Some worry is actually good for us - as it shows we are assessing risk and on guard to make changes where we need to. But worrying about your child’s potential for university when they’re 13 takes us from this moment, the only one we really have, into one we have neither control over nor the justification to worry about now.



So, how do we stop worrying about the things we shouldn’t worry about?


Here are a few ways:


  • Write your worries down and categorise them. Worrying is natural, but over-worrying isn’t, so if we can get a sense of the shape and scope of our worries it can give us some perspective. Get a piece of paper and draw a line down the centre. Write 2 column headings - things I can change today, things I can’t change today - and see what pops up in your mind. Write them down and then cut the paper in half and tear up the half you can’t change today. Or if you know you’ll worry about what was on that piece of paper, fold it up and put it somewhere where you’ll need it close. Maybe you worry most when you wake in the middle of the night - pop the paper in your bedside drawer so you can calm your mind on the things you can’t change now.


  • Schedule time to worry - a study at Penn State University concluded that the test group who had set a time and a time limit for worry had less worry and anxiety than the group that didn’t. Pick a 10 minute slot for worry and see what difference it makes. If you try it for 2 weeks, you should see a difference in your mood, mind, and sleep.


  • Unpick the worries - are they realistic? Founded in some truth? Worth worrying about? Can you do something about them? Using problem solving can help you change up how you consider the things that keep you awake at night. Maybe ask a different question, think how you’d advise a friend in a similar situation, or consider what you’d do if there were no barriers. Even though the barriers still exist, it might just help you to see an alternative way forward - or an alternative response. 


  • Personify Worry - when we personify the narrative in our minds, it makes it easier to distinguish between unhelpful and helpful thoughts. Negative Nancy, Moaning Mavis or Worry-wart Wanda need a talking to sometimes, so don’t be afraid to challenge the voice that causes you worry. Ask yourself - is this realistic? Is this helpful? Is this true? It’s likely that it isn’t. 


  • Time boxing - time boxing is a concept that has helped many parents to live in the moment when the moment is heavy and hard.
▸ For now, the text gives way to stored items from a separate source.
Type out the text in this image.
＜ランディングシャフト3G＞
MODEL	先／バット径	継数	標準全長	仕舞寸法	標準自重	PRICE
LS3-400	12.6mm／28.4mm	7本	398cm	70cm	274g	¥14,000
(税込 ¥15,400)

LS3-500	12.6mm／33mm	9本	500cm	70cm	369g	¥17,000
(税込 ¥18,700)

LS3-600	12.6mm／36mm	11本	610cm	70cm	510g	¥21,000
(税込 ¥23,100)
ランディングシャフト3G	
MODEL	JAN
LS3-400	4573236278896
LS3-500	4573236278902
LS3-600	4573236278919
If we can scoop up all the elements that cause us worry - the big ‘what ifs’, the small ‘what mights’, and the ‘probably won’t ever happen but let’s worry about it anyways’ - and writing these down, mind mapping or drawing them can help - then we can put them away for now, and come back to them at a later date. This is often enough to give ourselves permission to begin to ease up on over-worrying. Find yourself a box - literal or metaphorical - and pack them away. Decide on a date when you’ll revisit the worries and you’ll probably find that even if the situation hasn’t changed, the space and permission you’ve given yourself to not worry will mean that you have. 


  • Shine a light on them…worry, like shame and mushrooms, grows in dark spaces where there is little light or consideration. Share with others in the PMH community, call a friend, call a helpline - shine some light on your feelings and things will be less heavy. We are here to listen.


  • In his book, How to Stop Worrying and Start Living, Dale Carnegie says “one of the most tragic things I know about human nature is that all of us tend to put off living. We are all dreaming of some magical rose garden over the horizon — instead of enjoying the roses that are blooming outside our windows today.” And to do this, we need to be present. Being still, getting outside, meditating, being mindful, or being grateful each day can all help with this. So take 10 minutes and close your eyes. Focus on your breath. Imagine beautiful colourful light flooding your body as you inhale. And with each exhale, let the worry and the fear and the anxiety leave you.